The students I worked with recently didn’t have the option of solving as much of the problem as they could. They had online tools that used multiple choice, or, worse still, treated every answer that was entered incorrectly, even if off by one negative sign, or one exponent, or one variable, as incorrect. You could literally understand ninety percent of the problem but get zero credit for the answer.
In this context, my students were less interested in the “why” and too interested in the “what” and the “how;” those are bad signs for any class. I helped one student iron out the kinks and get at least half her homework correct, until this became impossible—her class shifted to second-year topics and she needed more than I could give her. (I’ve forgotten a lot of Calculus myself, and there are times when the textbook doesn’t jog my memory.) Another student was taking a MOOC (massive open online course) to get ready for the stress of freshman Calculus at her as-yet-unchosen college. This was slightly better, because the class had notes that we could read together, but answers to exercises weren’t given in outline form, so I had to do the problem for her and give my notes on the problem in the margins. The first student learned a little, but she got the word “Calculus” on her high-school transcript. The second student learned a lot more, and kept decent notes, but didn’t. Neither student seemed terribly interested in STEM (Science, Technology, Engineering, and Math) programs–which left me wondering whether this wasn’t money wasted. They could have gotten the same intellectual bang by a study and discussion of Tolstoy. I’d have had us read Anna Karenina.
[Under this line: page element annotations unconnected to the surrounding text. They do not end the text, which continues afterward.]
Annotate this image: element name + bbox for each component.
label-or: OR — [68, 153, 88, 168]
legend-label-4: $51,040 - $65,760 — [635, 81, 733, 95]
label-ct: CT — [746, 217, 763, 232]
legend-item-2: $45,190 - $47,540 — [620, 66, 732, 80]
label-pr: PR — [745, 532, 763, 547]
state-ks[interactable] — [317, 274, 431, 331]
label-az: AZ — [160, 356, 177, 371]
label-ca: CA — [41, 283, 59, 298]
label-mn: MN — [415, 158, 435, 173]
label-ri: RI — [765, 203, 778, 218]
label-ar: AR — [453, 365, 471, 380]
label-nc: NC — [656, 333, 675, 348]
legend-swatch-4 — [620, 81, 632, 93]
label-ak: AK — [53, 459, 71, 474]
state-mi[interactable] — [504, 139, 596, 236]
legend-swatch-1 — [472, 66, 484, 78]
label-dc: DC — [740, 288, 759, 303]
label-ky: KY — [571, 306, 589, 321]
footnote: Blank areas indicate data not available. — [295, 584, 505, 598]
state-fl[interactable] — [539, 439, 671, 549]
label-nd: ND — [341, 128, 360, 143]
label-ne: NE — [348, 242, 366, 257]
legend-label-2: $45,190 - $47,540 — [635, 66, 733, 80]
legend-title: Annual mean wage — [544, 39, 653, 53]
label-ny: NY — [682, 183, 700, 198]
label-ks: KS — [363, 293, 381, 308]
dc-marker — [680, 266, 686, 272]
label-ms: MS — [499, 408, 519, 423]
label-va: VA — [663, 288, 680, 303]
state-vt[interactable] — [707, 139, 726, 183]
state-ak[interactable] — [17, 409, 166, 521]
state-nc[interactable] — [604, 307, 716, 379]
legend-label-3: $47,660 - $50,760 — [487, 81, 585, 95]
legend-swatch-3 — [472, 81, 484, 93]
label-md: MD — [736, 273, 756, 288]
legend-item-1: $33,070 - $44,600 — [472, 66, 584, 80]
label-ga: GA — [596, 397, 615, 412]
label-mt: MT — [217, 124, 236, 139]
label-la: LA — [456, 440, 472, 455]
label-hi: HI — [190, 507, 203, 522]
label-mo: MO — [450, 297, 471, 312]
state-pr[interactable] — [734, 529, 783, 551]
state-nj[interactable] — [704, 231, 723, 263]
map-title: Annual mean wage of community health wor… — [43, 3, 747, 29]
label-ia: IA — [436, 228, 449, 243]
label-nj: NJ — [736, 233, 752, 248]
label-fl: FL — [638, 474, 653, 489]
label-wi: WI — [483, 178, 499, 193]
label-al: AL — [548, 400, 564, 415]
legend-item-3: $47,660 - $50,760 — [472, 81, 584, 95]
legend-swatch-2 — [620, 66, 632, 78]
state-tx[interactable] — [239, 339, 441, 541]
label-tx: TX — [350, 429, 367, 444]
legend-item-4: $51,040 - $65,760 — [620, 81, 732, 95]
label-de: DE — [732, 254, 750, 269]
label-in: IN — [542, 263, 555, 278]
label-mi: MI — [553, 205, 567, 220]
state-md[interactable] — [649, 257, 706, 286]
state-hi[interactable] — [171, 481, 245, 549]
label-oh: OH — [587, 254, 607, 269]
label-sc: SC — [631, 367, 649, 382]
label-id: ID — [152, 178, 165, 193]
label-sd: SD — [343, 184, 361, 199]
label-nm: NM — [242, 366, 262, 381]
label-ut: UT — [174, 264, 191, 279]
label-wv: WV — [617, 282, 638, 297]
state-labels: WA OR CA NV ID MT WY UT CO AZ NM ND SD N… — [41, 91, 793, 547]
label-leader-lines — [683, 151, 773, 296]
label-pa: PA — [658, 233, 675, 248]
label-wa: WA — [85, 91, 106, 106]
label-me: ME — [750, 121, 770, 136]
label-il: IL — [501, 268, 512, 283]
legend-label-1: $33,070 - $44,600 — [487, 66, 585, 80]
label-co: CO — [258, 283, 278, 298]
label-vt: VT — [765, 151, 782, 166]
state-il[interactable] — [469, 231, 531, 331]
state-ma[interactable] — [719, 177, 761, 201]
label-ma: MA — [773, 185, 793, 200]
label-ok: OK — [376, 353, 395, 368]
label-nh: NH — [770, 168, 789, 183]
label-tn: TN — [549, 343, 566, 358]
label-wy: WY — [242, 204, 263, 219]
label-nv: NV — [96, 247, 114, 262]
So, what are we left with? Words on transcripts. If I were in an elite college’s admissions department, I’d ask for essays designed to allow students to demonstrate what they’ve learned, and I’d administer those essays in a way that they can’t be faked. You could then, by looking at the difficulty of the essay topic chosen, the student’s ability to solve the problem, the way the essay is organized, and the length of time that student spent, have a much better view of that student’s ability to deal with college-level work.
But, hey. That takes time, effort, and money. If colleges don’t have any more of those three to spend, they’ll just look for words on transcripts instead. The system slouches on.